RIO GALLEGOS (ADNSUR) - En las últimas horas el malestar creció y la situación por la vacunación contra el coronavirus en Santa Cruz ya se transformó en un escándalo, donde en algunos municipios fueron vacunadas personas fuera de los listados oficiales, e incluso funcionarios.

El tema se disparó ante la decisión de al menos dos directores de hospitales públicos, en Gobernador Gregores y Piedra Buena, de vacunar a adultos mayores en lugar de personal de salud, como se dispuso desde la provincia. En algunos casos incluso se asegura que fueron vacunados funcionarios.

Laura Beveraggi, subsecretaria de Acceso y Equidad en la Salud de Santa Cruz, se puso al frente de las críticas ante la sospecha que empezó a correr, por ejemplo, sobre la aplicación de una vacuna al intendente de una de las localidades y su esposa.

La Opinión Austral informó que el argumento de los directores Enrique Ferragut (Gregores) y Mario Triputti (Piedra Buena), "fue que decidieron priorizar a los abuelos y abuelas de los hogares de ancianos, sin embargo, en el Ministerio de Salud habían sido más que claros respecto del destino que tendrían las dosis que todavía llegan a cuentagotas".

"Sin embargo, esta respuesta de los directores también permite suponer que, a sabiendas de que los registros para la aplicación de la vacuna no son públicos, decir que fueron a abuelos y abuelas, resulta una coartada incontrastable", se publicó.

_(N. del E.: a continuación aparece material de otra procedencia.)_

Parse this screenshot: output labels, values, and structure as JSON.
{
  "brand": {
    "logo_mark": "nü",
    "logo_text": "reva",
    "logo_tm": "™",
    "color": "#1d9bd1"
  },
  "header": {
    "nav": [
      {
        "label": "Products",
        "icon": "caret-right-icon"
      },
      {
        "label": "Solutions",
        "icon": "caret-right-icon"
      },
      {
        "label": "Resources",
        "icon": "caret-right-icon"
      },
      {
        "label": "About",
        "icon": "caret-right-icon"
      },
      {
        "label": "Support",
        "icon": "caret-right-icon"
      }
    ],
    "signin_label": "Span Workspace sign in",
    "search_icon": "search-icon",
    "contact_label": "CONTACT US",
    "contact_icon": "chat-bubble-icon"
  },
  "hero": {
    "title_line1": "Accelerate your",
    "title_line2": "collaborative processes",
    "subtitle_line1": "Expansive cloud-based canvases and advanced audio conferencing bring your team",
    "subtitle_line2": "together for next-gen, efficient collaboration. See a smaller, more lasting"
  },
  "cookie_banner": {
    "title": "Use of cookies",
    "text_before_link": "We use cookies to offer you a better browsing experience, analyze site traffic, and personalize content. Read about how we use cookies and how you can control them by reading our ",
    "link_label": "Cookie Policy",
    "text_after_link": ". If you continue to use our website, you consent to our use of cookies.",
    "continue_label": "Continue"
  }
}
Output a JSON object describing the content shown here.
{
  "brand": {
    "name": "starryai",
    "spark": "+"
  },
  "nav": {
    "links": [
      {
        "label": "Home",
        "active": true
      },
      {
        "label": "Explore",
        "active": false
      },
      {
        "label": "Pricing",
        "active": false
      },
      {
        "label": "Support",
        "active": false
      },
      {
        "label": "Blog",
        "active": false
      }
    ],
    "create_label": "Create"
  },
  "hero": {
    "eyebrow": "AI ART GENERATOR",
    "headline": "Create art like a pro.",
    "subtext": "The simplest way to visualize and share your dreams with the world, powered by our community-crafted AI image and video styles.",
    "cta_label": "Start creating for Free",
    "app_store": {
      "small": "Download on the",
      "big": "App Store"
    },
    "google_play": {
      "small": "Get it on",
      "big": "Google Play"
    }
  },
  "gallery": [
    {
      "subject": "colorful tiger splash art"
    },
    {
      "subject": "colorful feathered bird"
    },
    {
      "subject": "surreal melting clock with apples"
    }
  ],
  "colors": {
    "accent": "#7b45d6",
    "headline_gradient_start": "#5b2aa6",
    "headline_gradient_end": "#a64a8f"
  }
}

“Ellos (por los directores) saben que es un recurso que viene escalonado. Tienen una responsabilidad. Saben que es un recurso que viene racionalizado, que tanto trabajó la Argentina para la compra, por eso me parece totalmente desacertado manipular ese insumo con un criterio de epidemiológica local”, destacó la funcionaria en declaraciones radiales.

"La funcionaria del Ministerio de Salud dejó en claro que habrá consecuencias y hasta acusó a los directores de haber generado malestar en la opinión pública, cuando mencionó que lo que hicieron 'me parece hasta provocador para la población”, se publicó.